The apex court had issued notice to the Centre on the plea filed by Upadhyay, seeking that sections 2, 3, 4 of the Places of Worship (Special Provisions) Act, 1991 be set aside on grounds including that these provisions take away the right of a judicial remedy to reclaim a place of worship of any person or a religious group.

The law has made only one exception — on the dispute pertaining to the Ram Janmabhoomi-Babri masjid at Ayodhya in Uttar Pradesh.

The plea assumes significance as there has been an ongoing demand by some Hindu groups to reclaim religious places at Mathura and Kashi, which are prohibited under the 1991 law.

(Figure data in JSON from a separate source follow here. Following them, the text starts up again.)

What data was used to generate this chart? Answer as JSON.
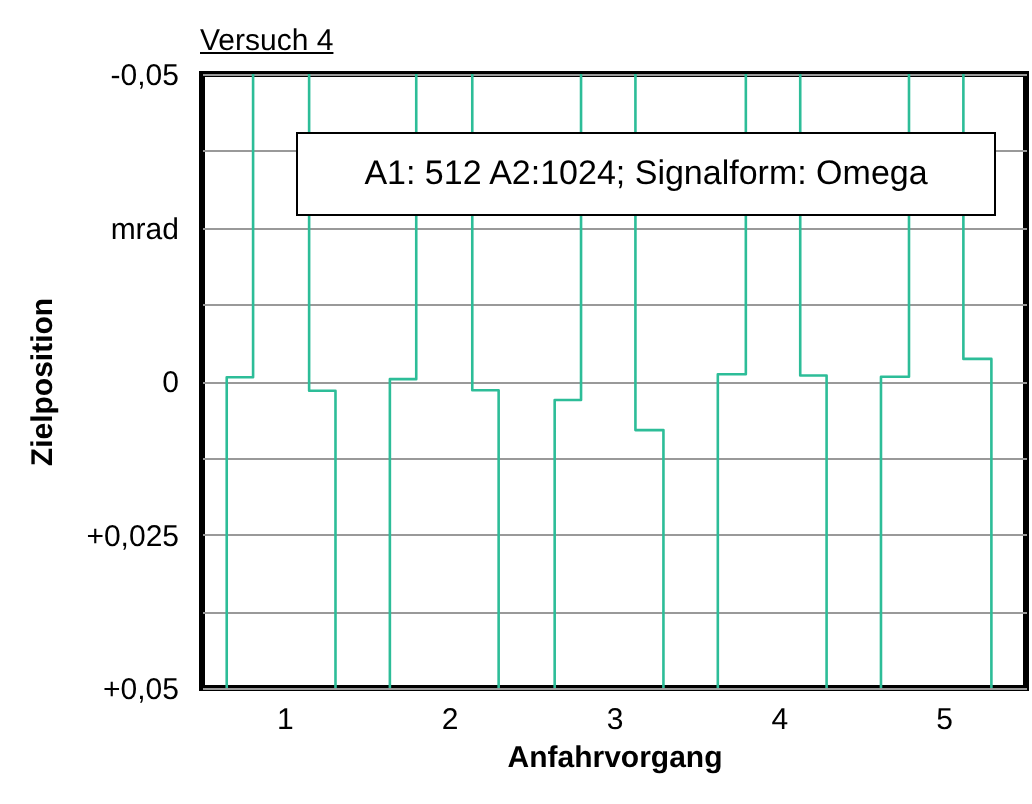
{
  "chart_data": {
    "type": "line",
    "title": "Versuch 4",
    "xlabel": "Anfahrvorgang",
    "ylabel": "Zielposition",
    "annotations": [
      "A1: 512 A2:1024; Signalform: Omega"
    ],
    "series": [
      {
        "color": "#2dbd98",
        "x": [
          0.65,
          0.65,
          0.81,
          0.81,
          0.98,
          1.15,
          1.15,
          1.31,
          1.31,
          1.48,
          1.64,
          1.64,
          1.8,
          1.8,
          1.97,
          2.14,
          2.14,
          2.3,
          2.3,
          2.47,
          2.64,
          2.64,
          2.8,
          2.8,
          2.97,
          3.13,
          3.13,
          3.3,
          3.3,
          3.47,
          3.63,
          3.63,
          3.8,
          3.8,
          3.96,
          4.13,
          4.13,
          4.29,
          4.29,
          4.46,
          4.62,
          4.62,
          4.79,
          4.79,
          4.96,
          5.12,
          5.12,
          5.29,
          5.29
        ],
        "values": [
          0.05,
          -0.0006,
          -0.0006,
          -0.05,
          null,
          -0.05,
          0.0016,
          0.0016,
          0.05,
          null,
          0.05,
          -0.0003,
          -0.0003,
          -0.05,
          null,
          -0.05,
          0.0015,
          0.0015,
          0.05,
          null,
          0.05,
          0.0031,
          0.0031,
          -0.05,
          null,
          -0.05,
          0.008,
          0.008,
          0.05,
          null,
          0.05,
          -0.0011,
          -0.0011,
          -0.05,
          null,
          -0.05,
          -0.0009,
          -0.0009,
          0.05,
          null,
          0.05,
          -0.0007,
          -0.0007,
          -0.05,
          null,
          -0.05,
          -0.0036,
          -0.0036,
          0.05
        ]
      }
    ],
    "xlim": [
      0.5,
      5.5
    ],
    "xticks": [
      1,
      2,
      3,
      4,
      5
    ],
    "ylim": [
      0.05,
      -0.05
    ],
    "yticks": [
      {
        "value": -0.05,
        "label": "-0,05"
      },
      {
        "value": -0.0375,
        "label": null
      },
      {
        "value": -0.025,
        "label": "mrad"
      },
      {
        "value": -0.0125,
        "label": null
      },
      {
        "value": 0,
        "label": "0"
      },
      {
        "value": 0.0125,
        "label": null
      },
      {
        "value": 0.025,
        "label": "+0,025"
      },
      {
        "value": 0.0375,
        "label": null
      },
      {
        "value": 0.05,
        "label": "+0,05"
      }
    ],
    "grid": "y"
  }
}
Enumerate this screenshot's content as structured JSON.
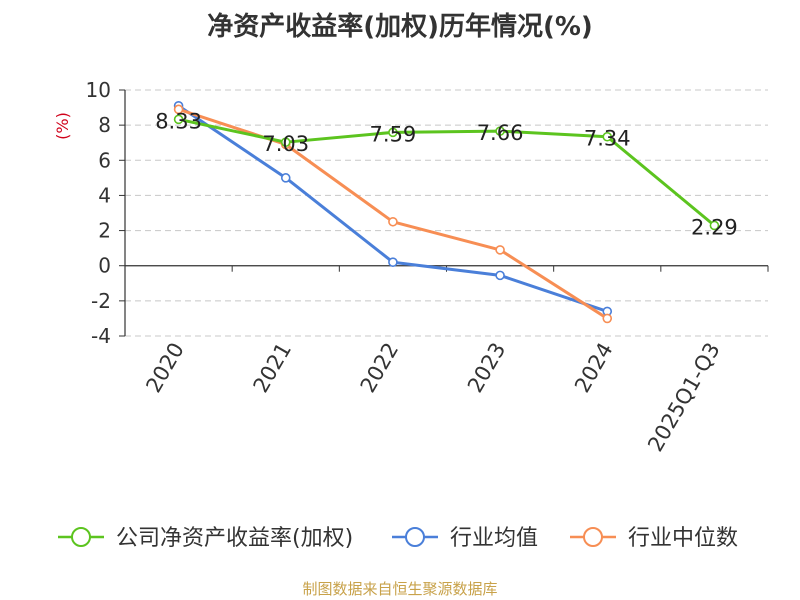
{
  "chart_data": {
    "type": "line",
    "title": "净资产收益率(加权)历年情况(%)",
    "ylabel": "(%)",
    "xlabel": "",
    "categories": [
      "2020",
      "2021",
      "2022",
      "2023",
      "2024",
      "2025Q1-Q3"
    ],
    "ylim": [
      -4,
      10
    ],
    "yticks": [
      -4,
      -2,
      0,
      2,
      4,
      6,
      8,
      10
    ],
    "ytick_labels": [
      "-4",
      "-2",
      "0",
      "2",
      "4",
      "6",
      "8",
      "10"
    ],
    "grid": true,
    "legend_position": "bottom",
    "series": [
      {
        "name": "公司净资产收益率(加权)",
        "color": "#5cc41f",
        "values": [
          8.33,
          7.03,
          7.59,
          7.66,
          7.34,
          2.29
        ],
        "labels": [
          "8.33",
          "7.03",
          "7.59",
          "7.66",
          "7.34",
          "2.29"
        ]
      },
      {
        "name": "行业均值",
        "color": "#4a7fd9",
        "values": [
          9.1,
          5.0,
          0.2,
          -0.55,
          -2.6,
          null
        ]
      },
      {
        "name": "行业中位数",
        "color": "#f78e54",
        "values": [
          8.9,
          6.9,
          2.5,
          0.9,
          -3.0,
          null
        ]
      }
    ]
  },
  "source_text": "制图数据来自恒生聚源数据库"
}
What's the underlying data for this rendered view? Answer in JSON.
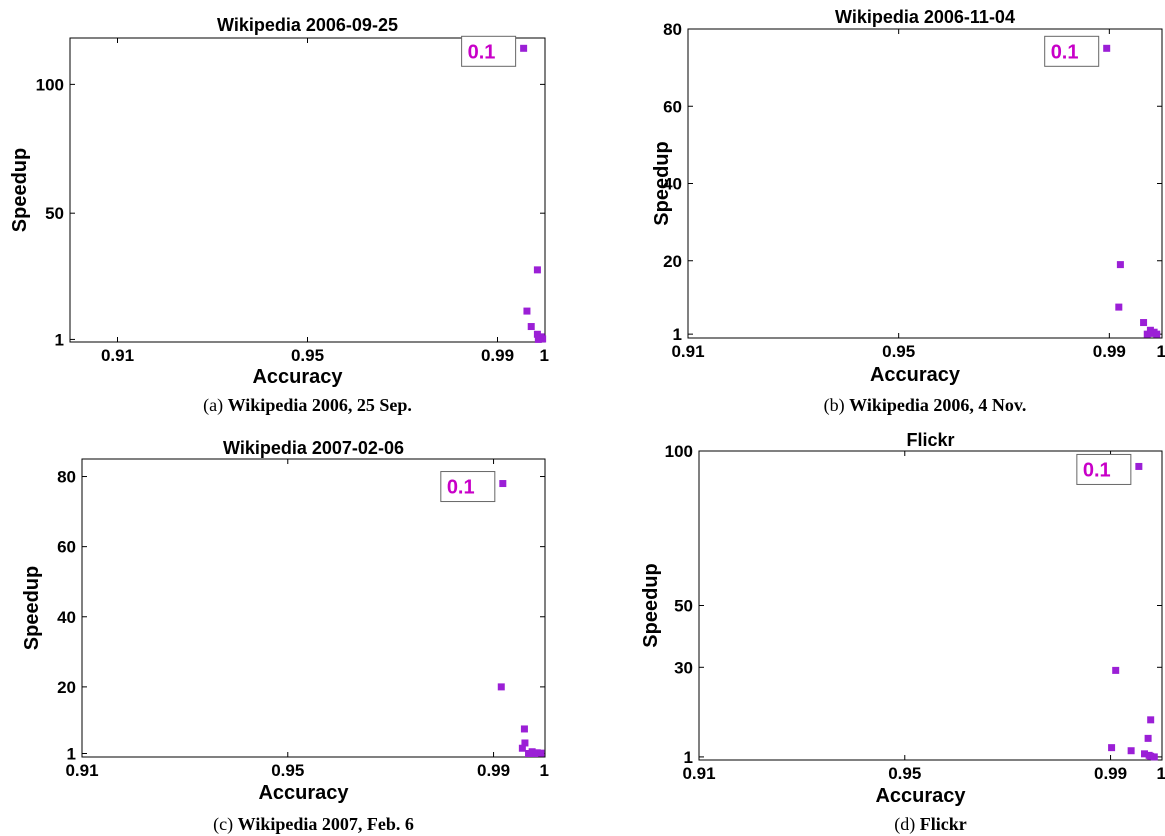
{
  "colors": {
    "marker": "#9b1fd6",
    "annotation": "#c800c8",
    "axis": "#000000"
  },
  "chart_data": [
    {
      "type": "scatter",
      "title": "Wikipedia 2006-09-25",
      "xlabel": "Accuracy",
      "ylabel": "Speedup",
      "xlim": [
        0.9,
        1.0
      ],
      "ylim": [
        0,
        118
      ],
      "xticks": [
        {
          "v": 0.91,
          "label": "0.91"
        },
        {
          "v": 0.95,
          "label": "0.95"
        },
        {
          "v": 0.99,
          "label": "0.99"
        },
        {
          "v": 1.0,
          "label": "1"
        }
      ],
      "yticks": [
        {
          "v": 1,
          "label": "1"
        },
        {
          "v": 50,
          "label": "50"
        },
        {
          "v": 100,
          "label": "100"
        }
      ],
      "caption_prefix": "(a) ",
      "caption_bold": "Wikipedia 2006, 25 Sep.",
      "annotation": {
        "text": "0.1",
        "point": [
          0.9955,
          114
        ]
      },
      "points": [
        [
          0.9955,
          114
        ],
        [
          0.9984,
          28
        ],
        [
          0.9962,
          12
        ],
        [
          0.9971,
          6
        ],
        [
          0.9984,
          3
        ],
        [
          0.9992,
          2
        ],
        [
          0.9986,
          1
        ],
        [
          0.9989,
          1.5
        ],
        [
          0.9995,
          1.2
        ]
      ]
    },
    {
      "type": "scatter",
      "title": "Wikipedia 2006-11-04",
      "xlabel": "Accuracy",
      "ylabel": "Speedup",
      "xlim": [
        0.91,
        1.0
      ],
      "ylim": [
        0,
        80
      ],
      "xticks": [
        {
          "v": 0.91,
          "label": "0.91"
        },
        {
          "v": 0.95,
          "label": "0.95"
        },
        {
          "v": 0.99,
          "label": "0.99"
        },
        {
          "v": 1.0,
          "label": "1"
        }
      ],
      "yticks": [
        {
          "v": 1,
          "label": "1"
        },
        {
          "v": 20,
          "label": "20"
        },
        {
          "v": 40,
          "label": "40"
        },
        {
          "v": 60,
          "label": "60"
        },
        {
          "v": 80,
          "label": "80"
        }
      ],
      "caption_prefix": "(b) ",
      "caption_bold": "Wikipedia 2006, 4 Nov.",
      "annotation": {
        "text": "0.1",
        "point": [
          0.9895,
          75
        ]
      },
      "points": [
        [
          0.9895,
          75
        ],
        [
          0.9921,
          19
        ],
        [
          0.9918,
          8
        ],
        [
          0.9965,
          4
        ],
        [
          0.9978,
          2
        ],
        [
          0.9985,
          1.5
        ],
        [
          0.9972,
          1
        ],
        [
          0.998,
          1.2
        ],
        [
          0.999,
          1
        ]
      ]
    },
    {
      "type": "scatter",
      "title": "Wikipedia 2007-02-06",
      "xlabel": "Accuracy",
      "ylabel": "Speedup",
      "xlim": [
        0.91,
        1.0
      ],
      "ylim": [
        0,
        85
      ],
      "xticks": [
        {
          "v": 0.91,
          "label": "0.91"
        },
        {
          "v": 0.95,
          "label": "0.95"
        },
        {
          "v": 0.99,
          "label": "0.99"
        },
        {
          "v": 1.0,
          "label": "1"
        }
      ],
      "yticks": [
        {
          "v": 1,
          "label": "1"
        },
        {
          "v": 20,
          "label": "20"
        },
        {
          "v": 40,
          "label": "40"
        },
        {
          "v": 60,
          "label": "60"
        },
        {
          "v": 80,
          "label": "80"
        }
      ],
      "caption_prefix": "(c) ",
      "caption_bold": "Wikipedia 2007, Feb. 6",
      "annotation": {
        "text": "0.1",
        "point": [
          0.9918,
          78
        ]
      },
      "points": [
        [
          0.9918,
          78
        ],
        [
          0.9915,
          20
        ],
        [
          0.996,
          8
        ],
        [
          0.9961,
          4
        ],
        [
          0.9956,
          2.5
        ],
        [
          0.9975,
          1.5
        ],
        [
          0.9985,
          1.2
        ],
        [
          0.998,
          1
        ],
        [
          0.9992,
          1.1
        ],
        [
          0.9968,
          1
        ]
      ]
    },
    {
      "type": "scatter",
      "title": "Flickr",
      "xlabel": "Accuracy",
      "ylabel": "Speedup",
      "xlim": [
        0.91,
        1.0
      ],
      "ylim": [
        0,
        100
      ],
      "xticks": [
        {
          "v": 0.91,
          "label": "0.91"
        },
        {
          "v": 0.95,
          "label": "0.95"
        },
        {
          "v": 0.99,
          "label": "0.99"
        },
        {
          "v": 1.0,
          "label": "1"
        }
      ],
      "yticks": [
        {
          "v": 1,
          "label": "1"
        },
        {
          "v": 30,
          "label": "30"
        },
        {
          "v": 50,
          "label": "50"
        },
        {
          "v": 100,
          "label": "100"
        }
      ],
      "caption_prefix": "(d) ",
      "caption_bold": "Flickr",
      "annotation": {
        "text": "0.1",
        "point": [
          0.9955,
          95
        ]
      },
      "points": [
        [
          0.9955,
          95
        ],
        [
          0.991,
          29
        ],
        [
          0.9902,
          4
        ],
        [
          0.9978,
          13
        ],
        [
          0.9973,
          7
        ],
        [
          0.994,
          3
        ],
        [
          0.9966,
          2
        ],
        [
          0.9975,
          1.5
        ],
        [
          0.9978,
          1.2
        ],
        [
          0.9985,
          1
        ]
      ]
    }
  ]
}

The PIL filed through advocate Ashwani Kumar Dubey contended that the Centre has barred the remedies against illegal encroachment on places of worship and pilgrimage of Hindus, Jains, Buddhists and Sikhs, who cannot file a suit or approach a high court.

The petitioner has sought a declaration that the provisions of the Places of Worship (Special Provisions) Act, 1991 are void and unconstitutional for being violative of the fundamental rights to equality, practise one’s religion and maintain religious places, among others, as the law validate the “places of worship” illegally made by barbaric invaders.